Confident employees create better experiences
40% of employees report being unsure about their specific job expectations.
(Gallup, State of the Global Workplace)
Let that sink in for a moment.
Most companies aren’t failing to train their teams.
They’re failing to support them when the work is actually happening.
I learned this firsthand when I ran my café.
We did everything “right”: handbooks, recipe guides, in-person training, shadow shifts, open communication. We were a tight-knit team, and people felt comfortable asking questions.
And yet, uncertainty still showed up, especially in fast, high-pressure moments.
So how does that happen?
Training Isn’t the Problem. Timing Is.
Modern learning research points to the same conclusion again and again.
The 70–20–10 learning model shows that:
• 70% of learning happens on the job
• 20% happens socially (asking, observing, mentoring)
• Only 10% comes from formal training
(Center for Creative Leadership; Harvard Business Review)
But most organizations still invest almost all of their effort into the 10%.
They create:
• PDFs
• Handbooks
• LMS courses
• One-time onboarding sessions
These tools document knowledge, but they don’t deliver it when it’s needed most.
Why PDFs Don’t Work in Real Life
PDFs assume a calm, controlled environment.
Work rarely is.
When someone is mid-shift, mid-task, or mid-problem:
• They don’t have time to search a folder
• They don’t know which document is current
• They don’t want to scroll through 40 pages
• They don’t want to ask the same question twice
• They don’t want to look unsure in front of peers
So they guess.
Or copy what someone else does.
Or rely on tribal knowledge.
According to Gallup, unclear expectations are one of the strongest predictors of disengagement, errors, and poor performance.
(Gallup, State of the Global Workplace)
That’s how small mistakes compound into bigger problems.
Traditional Training Apps Miss the Moment
Most training platforms are built for scheduled learning, not real work.
They work before the job:
• Courses
• Quizzes
• Certifications
• Completion tracking
But they disappear during the job.
They aren’t designed for:
• Live troubleshooting
• In-the-moment questions
• Shift-based work
• Fast decisions
• Real-time uncertainty
In other words, they train people for work, but they don’t support them while working.
According to Deloitte, employees retain knowledge far better when it’s delivered in context and at the moment of need, rather than in isolated training sessions.
(Deloitte, Human Capital Trends)
What On-the-Job Training Actually Looks Like
On-the-job learning isn’t another course.
It’s:
• Getting a clear answer at the exact moment of uncertainty
• Without breaking flow
• Without fear of judgment
• With confidence that the answer is correct
The Association for Talent Development (ATD) has found that learning in the flow of work leads to higher retention, faster skill development, and stronger performance outcomes.
(ATD Research)
That’s where most tools fall short.
How Budi Supports Training in the Flow of Work
Budi doesn’t replace your SOPs, manuals, or training content.

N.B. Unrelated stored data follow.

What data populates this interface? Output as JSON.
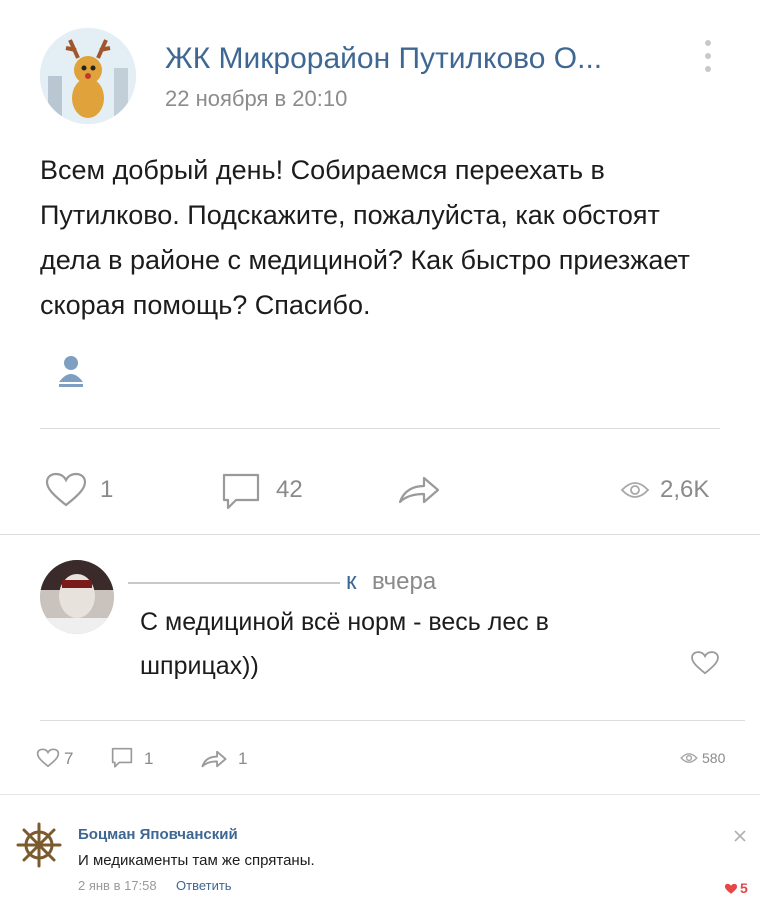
{
  "post": {
    "group_title": "ЖК Микрорайон Путилково О...",
    "date": "22 ноября в 20:10",
    "text": "Всем добрый день! Собираемся переехать в Путилково. Подскажите, пожалуйста, как обстоят дела в районе с медициной? Как быстро приезжает скорая помощь? Спасибо.",
    "likes": "1",
    "comments": "42",
    "views": "2,6K"
  },
  "comment": {
    "author_suffix": "к",
    "time": "вчера",
    "text": "С медициной всё норм - весь лес в шприцах))",
    "likes": "7",
    "replies": "1",
    "shares": "1",
    "views": "580"
  },
  "reply": {
    "author": "Боцман Яповчанский",
    "text": "И медикаменты там же спрятаны.",
    "date": "2 янв в 17:58",
    "answer_label": "Ответить",
    "likes": "5"
  },
  "colors": {
    "link": "#3e6793",
    "heart": "#e64646",
    "divider": "#dcdcdc"
  }
}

It makes them usable in real time.
Instead of asking employees to remember everything or search PDFs, Budi allows them to:
• Ask questions in plain language
• Get accurate answers instantly
• See exactly where the information came from
• Learn while continuing to work
This turns static documentation into live, accessible knowledge.
PDFs store information.
Budi delivers it at the moment it matters.
Why This Saves Companies Real Money
When training only happens upfront, businesses pay for the same problems over and over again.
Budi helps reduce:
• Downtime caused by hesitation or mistakes
• Long ramp-up times for new hires
• Errors and rework from misunderstood procedures
• Over-reliance on senior employees
• Tribal knowledge loss when experienced workers leave
According to IBM, replacing an employee can cost 30–50% of their annual salary, and ineffective training is a major contributor to turnover.
(IBM Workforce Analytics)
Even small improvements add up:
• Faster onboarding reduces labor costs
• Fewer mistakes reduce waste and rework
• Faster answers reduce line stoppages
• Better confidence reduces turnover
For many teams, reducing uncertainty by even a small percentage pays for itself quickly.
Confidence Comes From Access, Not Memorization
Confident employees aren’t the ones who memorized a handbook.
They’re the ones who know:
• Where to get answers
• That the answers are accurate
• And that asking is easy
When people feel supported in the moment, performance improves naturally.
Not because they trained harder, but because training finally met them where the work happens.
Closing Thought
The future of training isn’t more content.
It’s better access to the knowledge teams already have
at the exact moment they need it.
That’s the gap Budi was built to fill.